There were three tracks in the area, two in Burnley and one in Padiham.
Of these, the most well-known was at Turf Moor, the name of which lives on in the name of the present football and cricket grounds. The other tracks were off Manchester Road in Burnley and near the Calder in Padiham.
However, Burnley’s most famous connection with racing is the chestnut British thoroughbred racehorse and sire, Kettledrum.
The horse was owned by Col. Charles Towneley, of Towneley Hall, and it won the Epsom Derby in 1861. Kettledrum was foaled in 1858 at Crofton-on-Tees, its breeder being James Cookson. It was bought for Col. Towneley by the trainer, George Oates, for 400 guineas.
Under the ownership of Col. Towneley, the horse was entered into eight races, winning four, coming second on two occasions and being unplaced twice.
In addition to winning the Derby, Kettledrum won the Doncaster Cup and came second in the 2,000 Guineas and the St Ledger. The horse enjoyed limited success at stud but was sold in 1870, with the rest of Col Towneley’s horses.
In 1872, the horse was exported to Austria-Hungary, for 4,000 guineas, before the animal died in 1885.

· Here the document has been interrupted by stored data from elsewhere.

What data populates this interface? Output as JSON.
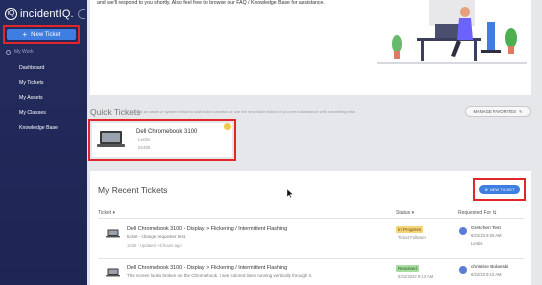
{
  "brand": {
    "name": "incidentIQ.",
    "logo_glyph": "iQ"
  },
  "sidebar": {
    "new_ticket_label": "New Ticket",
    "section_label": "My Work",
    "items": [
      {
        "label": "Dashboard"
      },
      {
        "label": "My Tickets"
      },
      {
        "label": "My Assets"
      },
      {
        "label": "My Classes"
      },
      {
        "label": "Knowledge Base"
      }
    ]
  },
  "banner": {
    "text": "and we'll respond to you shortly. Also feel free to browse our FAQ / Knowledge Base for assistance."
  },
  "quick_tickets": {
    "title": "Quick Tickets",
    "hint": "Click an asset or system below to start ticket creation or use the new ticket button if you need assistance with something else.",
    "manage_label": "MANAGE FAVORITES",
    "favorite": {
      "name": "Dell Chromebook 3100",
      "line1": "Lenbs",
      "line2": "52486"
    }
  },
  "recent": {
    "title": "My Recent Tickets",
    "new_ticket_label": "NEW TICKET",
    "columns": {
      "ticket": "Ticket",
      "status": "Status",
      "requested_for": "Requested For"
    },
    "rows": [
      {
        "title": "Dell Chromebook 3100 - Display > Flickering / Intermittent Flashing",
        "subtitle": "ticket - change requester test.",
        "meta": "1045 · Updated ~5 hours ago",
        "status": "In Progress",
        "status_color": "#f5d37a",
        "status_sub": "Ticket Follower",
        "requester": "Gretchen Test",
        "date": "6/22/23 9:26 AM",
        "location": "Lenbs"
      },
      {
        "title": "Dell Chromebook 3100 - Display > Flickering / Intermittent Flashing",
        "subtitle": "The screen looks broken on the Chromebook. I see colored lines running vertically through it.",
        "meta": "",
        "status": "Resolved",
        "status_color": "#a8dca0",
        "status_sub": "6/22/2023 9:13 AM",
        "requester": "christine Bolanski",
        "date": "6/22/23 9:10 AM",
        "location": ""
      }
    ]
  },
  "colors": {
    "sidebar": "#232c5e",
    "accent": "#3d7ee0",
    "highlight": "#e0282a"
  }
}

After the Derby success of 1861, it is thought that Col Towneley used his winnings to build the beautiful little Catholic church in Dunsop Bridge, in Lancashire.
There is also a public house known as the Kettledrum in Cliviger which is close to the Towneley estate. Kettledrum’s sire was Ratapan, itself the winner of the Doncaster Cup and the Cambridgeshire Handicap Chase. The Grandsire was The Baron, the Dam was Hybla and Damsire, the Provost.
This image shows Kettledrum ridden by its jockey, Ralph Bullock. Col. Towneley is on the right, wearing the light-coloured coat.
The painting is by the equestrian artist Henry Hall (1814-82) who came to prominence when working for Tattersall’s of Newmarket, the great bloodstock dealers who also had, of course, Burnley connections.